OpenSUSE JeOS comes up in virtualization images, so there’s nothing to install. In this example, we need VMware Workstation and the VMware JeOS image to test it out. However, the image will also work just fine with VirtualBox.

In this example, I’ll be using the openSUSE Leap 15.1 JeOS image for VMware. Download openSUSE Leap 15.1 JeOS image.

Install OpenSUSE JeOS on VirtualBox

Check out how to install VirtualBox on Ubuntu, Debian, CentOS 7 and openSUSE. Ready? Fire up VirtualBox.

Click “New”.

Enter a suitable name of the VM, select the “Machine Folder” (where the VM files will be stored), select the OS “Type” and “Version”.

Assign a suitable amount of memory to the new VM. In my case, I’m going with 8GB memory allocation.

Now, we have to select the openSUSE JeOS image file. Select “Use an existing virtual hard disk file” and click the icon next to it.

Click “Add” to add the VMDK file.

Click “Create” to complete the creation of the virtual machine.

The VM is ready. It’s time to start and experience openSUSE Leap JeOS. Click “Start”.

Select “openSUSE Leap 15.1 JeOS” and hit Enter.

The popup message will notify that the default system locale is set to “en_US.UTF-8”. To change the locale, you need to manually install the “glibc-locale” package and run the following command.

$ localectl set-locale LANG=<locale>.UTF-8

Select the proper keyboard layout.

Next up, choose the time zone of your location.

Enter a root password for the newly set openSUSE JeOS system. It must be tough to crack and simple enough to remember.

Re-enter the password to confirm its usage as the root password.

When everything completes, you’ll be prompted to log in. We’ll be logging into the root account. Enter username “root” and the root password we created on the previous step.

Voila! OpenSUSE Leap JeOS is ready to go!

Install OpenSUSE JeoS on VMware

For this example, I’ll be using VMware Workstation. In the case of VMware Workstation, it’s a little bit interesting. Existing VMDK files are locked, so other virtual machines can’t use them. That’s why we have to create a new copy of the openSUSE Leap JeOS VMDK image to work with the new virtual machine.

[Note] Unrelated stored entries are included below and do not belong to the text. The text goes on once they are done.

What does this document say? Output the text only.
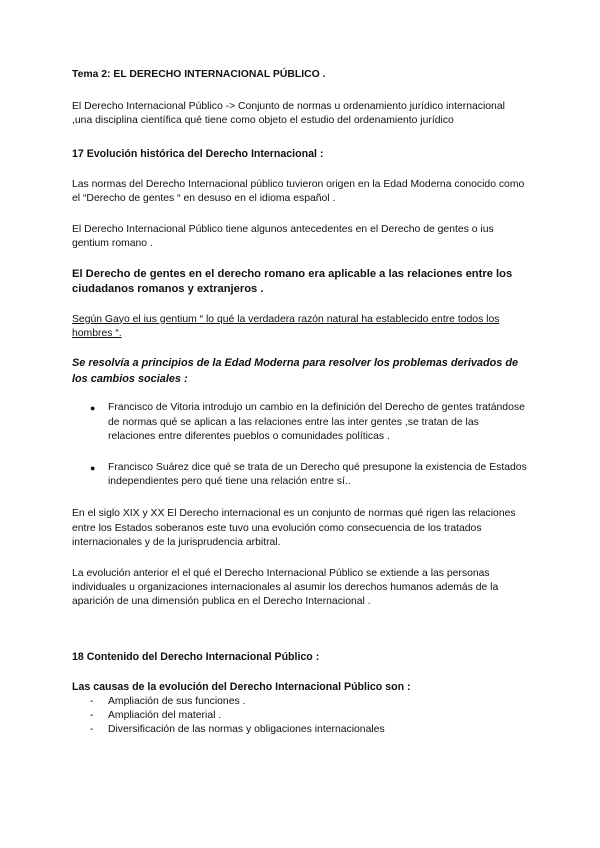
Tema 2: EL DERECHO INTERNACIONAL PÚBLICO .

El Derecho Internacional Público -> Conjunto de normas u ordenamiento jurídico internacional ,una disciplina científica qué tiene como objeto el estudio del ordenamiento jurídico

17 Evolución histórica del Derecho Internacional :

Las normas del Derecho Internacional público tuvieron origen en la Edad Moderna conocido como el “Derecho de gentes “ en desuso en el idioma español .

El Derecho Internacional Público tiene algunos antecedentes en el Derecho de gentes o ius gentium romano .

El Derecho de gentes en el derecho romano era aplicable a las relaciones entre los ciudadanos romanos y extranjeros .

Según Gayo el ius gentium “ lo qué la verdadera razón natural ha establecido entre todos los hombres “.

Se resolvía a principios de la Edad Moderna para resolver los problemas derivados de los cambios sociales :

● Francisco de Vitoria introdujo un cambio en la definición del Derecho de gentes tratándose de normas qué se aplican a las relaciones entre las inter gentes ,se tratan de las relaciones entre diferentes pueblos o comunidades políticas .
● Francisco Suárez dice qué se trata de un Derecho qué presupone la existencia de Estados independientes pero qué tiene una relación entre sí..

En el siglo XIX y XX El Derecho internacional es un conjunto de normas qué rigen las relaciones entre los Estados soberanos este tuvo una evolución como consecuencia de los tratados internacionales y de la jurisprudencia arbitral.

La evolución anterior el el qué el Derecho Internacional Público se extiende a las personas individuales u organizaciones internacionales al asumir los derechos humanos además de la aparición de una dimensión publica en el Derecho Internacional .

18 Contenido del Derecho Internacional Público :

Las causas de la evolución del Derecho Internacional Público son :

- Ampliación de sus funciones .
- Ampliación del material .
- Diversificación de las normas y obligaciones internacionales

Fire up VMware Workstation.

Click “Create a New Virtual Machine”. Alternatively, you can go to File >> New Virtual Machine.

From the “New Virtual Machine Wizard”, select “Custom” and click “Next”.

Select the hardware compatibility you’d like to have. I’m going with the latest one.

When prompted for the guest OS installation, select “I will install the operating system later”.

Choose the proper guest OS type and version.

Give the VM a proper name and decide the location of the VM files to be stored.

Assign an appropriate number of processors and cores to the VM.

Assign a suitable amount of memory.

Choose the type of network you’d like to assign to the VM. If confused, use the default option (NAT).

Select the type of I/O controller. If confused, use the “Recommended” option.

Choose the type of the disk for the VM.

At this point, select “Use an existing virtual disk”.

Browse for the openSUSE Leap JeOS VMDK image.

When prompted to convert, there’s no need to convert. However, if you wish to convert, the VMDK won’t be compatible with older VMs.

Click “Finish” to complete the VM creation.

Voila! The VM is ready to go! Click “Power on this virtual machine” or the start icon from the top ribbon.

Select “openSUSE Leap 15.1 JeOS” from the menu and hit Enter.

The default locale is set to en_US.UTF-8. If you want to change it, you have to follow the on-screen instruction. Hit Enter.

Select the appropriate keyboard layout.

Select the time zone.

Enter a root password that’s difficult to break but easy to remember.

Re-enter the password to confirm.

It’s time to log into the root account.

Voila! OpenSUSE JeOS is ready to be used!

Final thoughts

Once the installation is complete, just run the following command to make sure that everything is up-to-date.

$ zypper ref && zypper update

OpenSUSE JeOS comes up with just the package manager (with the standard repos) and other basic components. To make it useful for a specific purpose, one needs to manually install the packages.

Whatever change made to the openSUSE JeOS is written down into the VMDK file. Thus, to create a custom image for mass deployment, all one needs to do is make the change once and distribute the modified copy.